Esercizio dei propri diritti, ecco i tempi di prescrizione


Talvolta può capitare che, dopo anni di disinteresse a riscuotere il canone di locazione del magazzino lasciatoci in eredità dal nonno o ad ottenere dall’assicurazione il risarcimento per quel graffietto causato sulla portiera dell’auto, improvvisamente ci “svegliamo”, magari spinti dal consiglio dell’amico o del cugino più “furbo”, e chiediamo il nostro, sentendoci però rispondere di non potere fare più nulla perché il diritto è ormai prescritto, rimanendo così con un pugno di mosche in mano e l’amaro in bocca.
Ma cosa è la “prescrizione”? La prescrizione è l'estinzione di un diritto a causa del suo mancato esercizio entro il termine previsto dalla legge. Le regole sulla prescrizione vogliono “punire” in pratica chi non si attiva in tempo per tutelare i propri diritti, dando contemporaneamente certezza al diritto, sulla base della presunzione che chi avanza delle pretese dopo tanto tempo, probabilmente lo ha fatto perché in realtà ha ormai perduto l’interesse. Di regola il termine ordinario di prescrizione, cioè il tempo entro il quale un diritto deve essere esercitato, è di dieci anni dal giorno in cui il diritto stesso può esser fatto valere. Lo dice l’articolo 2946 del codice civile. Ma questa regola generale presenta diverse eccezioni, che riducono il termine di prescrizione. E così:
si prescrivono in cinque anni:
- il diritto a riscuotere gli interessi e tutto ciò che si paga periodicamente ogni anno;
- il diritto del proprietario a riscuotere le pigioni e i canoni di locazione degli immobili e di affitto;
- il diritto alle indennità spettanti al lavoratore alla fine del rapporto di lavoro (per esempio, la cosiddetta buonuscita);  
- i diritti che derivano dai rapporti sociali (come ad esempio il diritto dei soci di una società alla riscossione dei dividendi);
- il diritto ad ottenere il risarcimento provocato dal comportamento dannoso altrui.
si prescrivono in tre anni:
- il diritto del lavoratore alla retribuzione per periodi superiori al mese;
- il diritto del professionista (medico, avvocato, notaio, commercialista, architetto, ingegnere…) al compenso per l’opera prestata alla clientela.
si prescrive in due anni:
- il diritto del danneggiato ad ottenere il risarcimento del danno subito in un incidente stradale.

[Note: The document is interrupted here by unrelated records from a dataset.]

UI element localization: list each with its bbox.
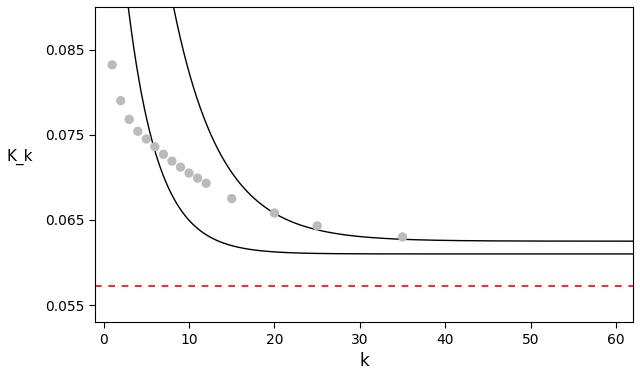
Point xyxy=(175,164,186,170)
Point xyxy=(193,175,203,181)
Point xyxy=(397,234,408,240)
Point xyxy=(116,98,126,104)
X-axis label: k: k xyxy=(359,352,369,370)
Point xyxy=(124,116,134,123)
Point xyxy=(184,170,194,176)
Point xyxy=(167,158,177,164)
Point xyxy=(269,210,280,216)
Point xyxy=(107,62,117,68)
Point xyxy=(141,136,152,142)
Point xyxy=(132,128,143,134)
Y-axis label: K_k: K_k xyxy=(7,148,33,164)
Point xyxy=(201,180,211,186)
Point xyxy=(158,151,168,157)
Point xyxy=(227,196,237,202)
Point xyxy=(312,223,322,229)
Point xyxy=(150,144,160,150)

si prescrivono in un anno:
- il diritto del mediatore alla sua provvigione;
- il diritto dell’assicuratore a riscuotere il premio dalla clientela;
- il diritto del lavoratore alle retribuzioni per periodi non superiori al mese;
- il diritto del commerciante per il prezzo delle merci vendute ai consumatori;
- il diritto dell’utente verso chi esercita pubblici servizi di linea (bus, pullman…);
- i diritti derivanti dai contratti di spedizione e trasporto.
si prescrivono in sei mesi:
- il diritto dell’albergatore al pagamento di vitto ed alloggio da parte della clientela.
Dalla prescrizione bisogna distinguere però la “decadenza”. Se la prescrizione, come abbiamo visto, determina l'estinzione di un diritto per il suo mancato esercizio entro il termine previsto dalla legge, la decadenza è il termine entro il quale il soggetto interessato deve compiere una certa attività, pena non poterlo fare più. Così, ad esempio, l'articolo 1495 del codice civile stabilisce che l’acquirente decade dalla garanzia (cioè la perde) se non denuncia i vizi della cosa comprata al venditore entro otto giorni dalla loro scoperta. Le leggi prevedono varie ipotesi di decadenza, che per brevità e per non annoiare i lettori si omettono qui dall’indicare.
In ogni caso è importante conoscere bene i termini di prescrizione (e di decadenza), per evitare che il rimanere fermi per tantissimi anni, aspettando chissà cosa, comporti la perdita definitiva dei propri diritti (o la possibilità di poterli esercitare in pieno), solo a causa della nostra incuria e del nostro menefreghismo. E state certi di una cosa: di fronte a tutto questo disinteresse ci sarà sempre qualcuno pronto ad approfittarne a nostro danno.       
Pubblicato su Il Mercatino - maggio 2011.